Sheltering themselves behind a vast bush of flamboyants which grew close up to where the veranda ran, they were both able to see into the room, when in truth the sight of Sebastian was enough to make the beholders deem him mad.

His coat was off, flung across the back of the chair, but in his hand he had a large white pocket handkerchief with which he incessantly wiped his face, down which the perspiration was pouring. Yet, even as he did so, it was plain to observe that he was seeking eagerly for something which he could not find. A large campeachy-wood cabinet stood up against the wall exactly facing the spot where the window was, and the doors of this were now set open, showing all the drawers dragged out of their places and the contents turned out pell-mell. While the man, lurching unsteadily all the time and with a stumbling, heavy motion in his feet which seemed familiar enough to Julian (since only last night he had stumbled and lurched in the same way), was seizing little bottles and phials and holding them up to the light, and wrenching the corks out of them to sniff at the contents, and then hurling them away from him with an action of despair and rage.

"He look for counter-poison," Paz said, using the Spanish expression, which Julian understood well enough. "Maybe, he not find it. Then he die," and the bleating laugh sounded now very much like a gloating chuckle. "Then he die," he repeated.

"Is there, then, an antidote?" Julian asked.

 

"Yes. Yes," Paz whispered. "Yes, antidoty, if he find it. If he has not taken too much."

"How can he have taken too much? Why take any?"

For answer Paz said nothing, but instead, looked at Julian. And, in the light that now streamed out across the veranda to where they stood, dimmed and shaded as it might be by the thick foliage and flower of the flamboyant bush, the latter could see that the half-caste's eyes glittered demoniacally and that his fingers were twitching, and judged that it was only by great constraint that the latter suppressed the laugh he indulged in so often.

Then, while no word was spoken between them, Julian felt the long slim fingers of Paz touch his and push something into his hand, something that he at once recognised to be the phial of physic-nut oil; or, rather, the phial that had once contained the physic-nut oil, diluted with the juice of the murderous Amancay.

"All love Sebastian here," the semi-savage hissed, his remaining white teeth shining horribly in the flickering gleam through the flamboyant. "Love him, oh! so dear."

"He find it.
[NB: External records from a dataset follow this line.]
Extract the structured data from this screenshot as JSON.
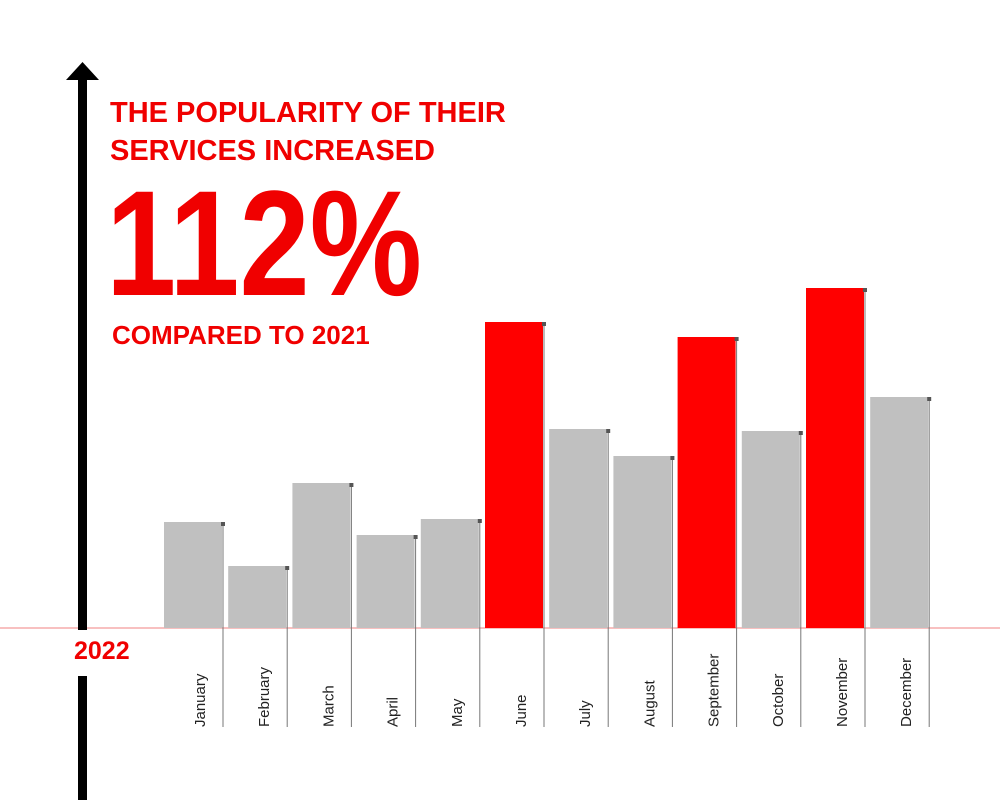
{
  "chart_data": {
    "type": "bar",
    "title_lines": [
      "THE POPULARITY OF THEIR",
      "SERVICES INCREASED"
    ],
    "headline": "112%",
    "subtitle": "COMPARED TO 2021",
    "axis_label": "2022",
    "categories": [
      "January",
      "February",
      "March",
      "April",
      "May",
      "June",
      "July",
      "August",
      "September",
      "October",
      "November",
      "December"
    ],
    "values": [
      106,
      62,
      145,
      93,
      109,
      306,
      199,
      172,
      291,
      197,
      340,
      231
    ],
    "colors": [
      "#c0c0c0",
      "#c0c0c0",
      "#c0c0c0",
      "#c0c0c0",
      "#c0c0c0",
      "#ff0000",
      "#c0c0c0",
      "#c0c0c0",
      "#ff0000",
      "#c0c0c0",
      "#ff0000",
      "#c0c0c0"
    ],
    "ylim": [
      0,
      340
    ]
  }
}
He find it," he muttered excitedly an instant afterwards. "Look! Look! Look!"

And Julian did look; fascinated by Sebastian's manner.

For the other held now a small bottle in his hand which he had unearthed from some drawer in the interior of the great cabinet, and was holding it between his eyes and the globe of the lamp, gazing as steadily as he could at the mixture which it doubtless contained. As steadily as he could, because he still swayed about a good deal while he stood there; perhaps because, too, his hands trembled. Then, with a look of exultation on his features and in his bloodshot eyes, plainly to be observed from where the two men stood outside, he tore the stopper out with his teeth, smelt the contents, and instantly seizing a tumbler emptied them into that, drenched it with water, and drank the draught down.

Yet, a moment later, Sebastian performed another action equally extraordinary-he seeming to remember-as they judged by the look of dawning recollection on his face-something he had forgotten! He came, still lurching, a little nearer to the open window, and then in a loud voice-a voice that was evidently intended to be heard at some distance-said:

"Well, good-night, Miriam. Good-night, I am so thankful to think that you are better! Good night."

And as he uttered those words, Julian understood.

"I see his ruse, his trick," he muttered. "He thinks that I am still upstairs, that he is deceiving me, making me believe she is down here. But, though I am not up there, she is! And perhaps in my room again. Quick, Paz! Come. Follow me!"